Soon after arriving in the nation’s capital, Maier was in the enviable position of weighing multiple job offers.

“I found Mr. Gibbons’ political positions to be in line with mine generally,” she says. “His office provided me with the opportunity for hands-on experience and for forward advancement in a fast-paced environment. The opportunity to take on more responsibility as time went on was something I was definitely looking for in a job.”

Like most of her peers fresh out of college, Maier started on Capitol Hill as a staff assistant, answering phones and opening mail, but it helped her to learn about the district and the person for whom she was working.

“Dedication and a desire to succeed will then enable one to move forward to more demanding positions in the office,” she says. “Many Congressional offices promote from within to maintain a level of institutional knowledge and to reward those who have started at the bottom and worked their way up. In addition, the young professionals on the Hill have a variety of outlets to further their policy acumen, and the whole environment spawns many networking opportunities and the ability to learn from your peers.”

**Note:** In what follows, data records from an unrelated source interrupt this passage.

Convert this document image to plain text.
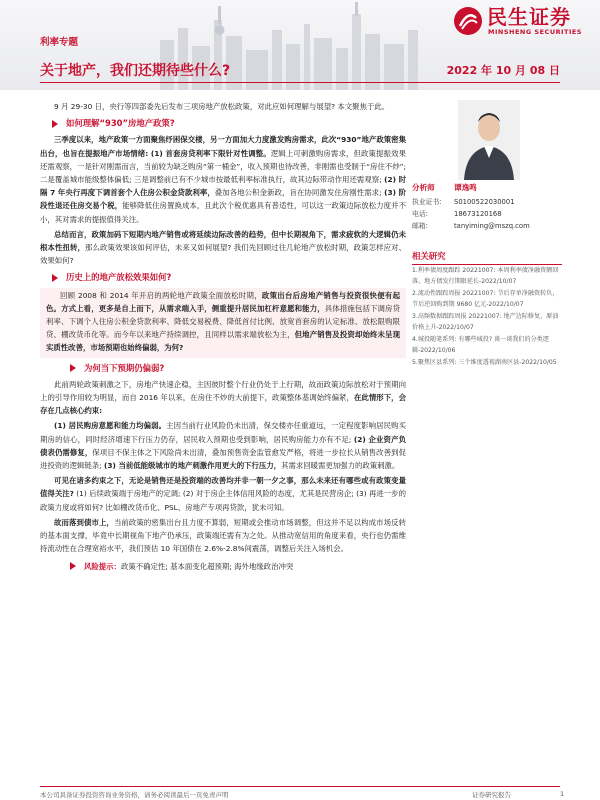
民生证券
MINSHENG SECURITIES
利率专题
关于地产，我们还期待些什么?	2022 年 10 月 08 日

9 月 29-30 日，央行等四部委先后发布三项房地产放松政策，对此应如何理解与展望? 本文聚焦于此。

如何理解“930”房地产政策?

三季度以来，地产政策一方面聚焦纾困保交楼，另一方面加大力度激发购房需求，此次“930”地产政策密集出台，也旨在提振地产市场情绪: (1) 首套房贷利率下限针对性调整。逻辑上可刺激购房需求，但政策提振效果还需观察，一是针对刚需而言，当前较为缺乏购房“第一桶金”，收入预期也待改善，非刚需也受制于“房住不炒”; 二是覆盖城市能级整体偏低; 三是调整前已有不少城市按最低利率标准执行，故其边际带动作用还需观察; (2) 时隔 7 年央行再度下调首套个人住房公积金贷款利率，叠加各地公积金新政，旨在协同激发住房刚性需求; (3) 阶段性退还住房交易个税，能够降低住房置换成本，且此次个税优惠具有普适性，可以这一政策边际放松力度并不小，其对需求的提振值得关注。

总结而言，政策加码下短期内地产销售或将延续边际改善的趋势，但中长期视角下，需求疲软的大逻辑仍未根本性扭转，那么政策效果该如何评估，未来又如何展望? 我们先回顾过往几轮地产放松时期，政策怎样应对、效果如何?

历史上的地产放松效果如何?

回顾 2008 和 2014 年开启的两轮地产政策全面放松时期，政策出台后房地产销售与投资很快便有起色。方式上看，更多是自上而下，从需求端入手，侧重提升居民加杠杆意愿和能力，具体措施包括下调房贷利率、下调个人住房公积金贷款利率、降低交易税费、降低首付比例、放宽首套房的认定标准、放松限购限贷、棚改货币化等。而今年以来地产持续调控，且同样以需求端放松为主，但地产销售及投资却始终未呈现实质性改善，市场预期也始终偏弱，为何?

为何当下预期仍偏弱?

此前两轮政策刺激之下，房地产快速企稳，主因彼时整个行业仍处于上行期，故而政策边际放松对于预期向上的引导作用较为明显，而自 2016 年以来，在房住不炒的大前提下，政策整体基调始终偏紧，在此情形下，会存在几点核心约束:

(1) 居民购房意愿和能力均偏弱。主因当前行业风险仍未出清，保交楼亦任重道远，一定程度影响居民购买期房的信心，同时经济增速下行压力仍存，居民收入预期也受到影响，居民购房能力亦有不足; (2) 企业资产负债表仍需修复，保项目不保主体之下风险尚未出清，叠加预售资金监管愈发严格，将进一步拉长从销售改善到促进投资的逻辑链条; (3) 当前低能级城市的地产刺激作用更大的下行压力，其需求回暖需更加强力的政策刺激。

可见在诸多约束之下，无论是销售还是投资端的改善均并非一朝一夕之事，那么未来还有哪些或有政策变量值得关注? (1) 后续政策端于房地产的定调; (2) 对于房企主体信用风险的态度，尤其是民营房企; (3) 再进一步的政策力度或将如何? 比如棚改货币化、PSL、房地产专项再贷款，犹未可知。

故而落到债市上，当前政策的密集出台且力度不算弱，短期或会推动市场调整，但这并不足以构成市场反转的基本面支撑，毕竟中长期视角下地产仍承压，政策端还需有为之处。从推动宽信用的角度来看，央行也仍需维持流动性在合理宽裕水平，我们预估 10 年国债在 2.6%-2.8%间震荡，调整后关注入场机会。

风险提示： 政策不确定性; 基本面变化超预期; 海外地缘政治冲突
分析师	谭逸鸣
执业证书:	S0100522030001
电话:	18673120168
邮箱:	tanyiming@mszq.com
相关研究
1.利率债周度跟踪 20221007: 本周利率债净融资额回落，地方债发行期限延长-2022/10/07
2.流动性跟踪周报 20221007: 节后存单净融资转负，节后逆回购到期 9680 亿元-2022/10/07
3.高频数据跟踪周报 20221007: 地产边际修复，原油价格上升-2022/10/07
4.城投随笔系列: 有哪些城投? 谈一谈我们的分类逻辑-2022/10/06
5.聚焦区县系列: 三个维度透视湖南区县-2022/10/05
本公司具备证券投资咨询业务资格，请务必阅读最后一页免责声明	证券研究报告	1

For Maier, her opportunities led her up the ladder quickly.

“To be a chief of staff at 29 is not the norm,” she admits. “However, I have learned a lot from my colleagues on the Hill since I started in 1998. And my commitment to my boss, my tenure of over seven years now, and his trust in me have made the situation work very well.”

One thing she learned on the Hill was that politics in practice is not as theoretical as it is in college courses.

“Politics is very different than policy,” she says. “Unfortunately, the two don’t always intersect. And explaining policy decisions to the general public through the media creates yet another complication because you often have to boil down complex policy into a 15-second sound bite.”

Maier looks back at her years at Lafayette fondly.

“The best thing I gained was my willingness to try new things and to study different subjects,” she says. “I found the educational and social structure of Lafayette encouraged students to be exposed to a wide variety of ideas and to appreciate different opinions. In the process, the students learn a lot about themselves and not to fear the unknown.”

That teaching also helped her speak her mind, “to look at issues from a variety of viewpoints, and to learn from history,” she says. It seems those principles are as valuable on College Hill as they are on Capitol Hill.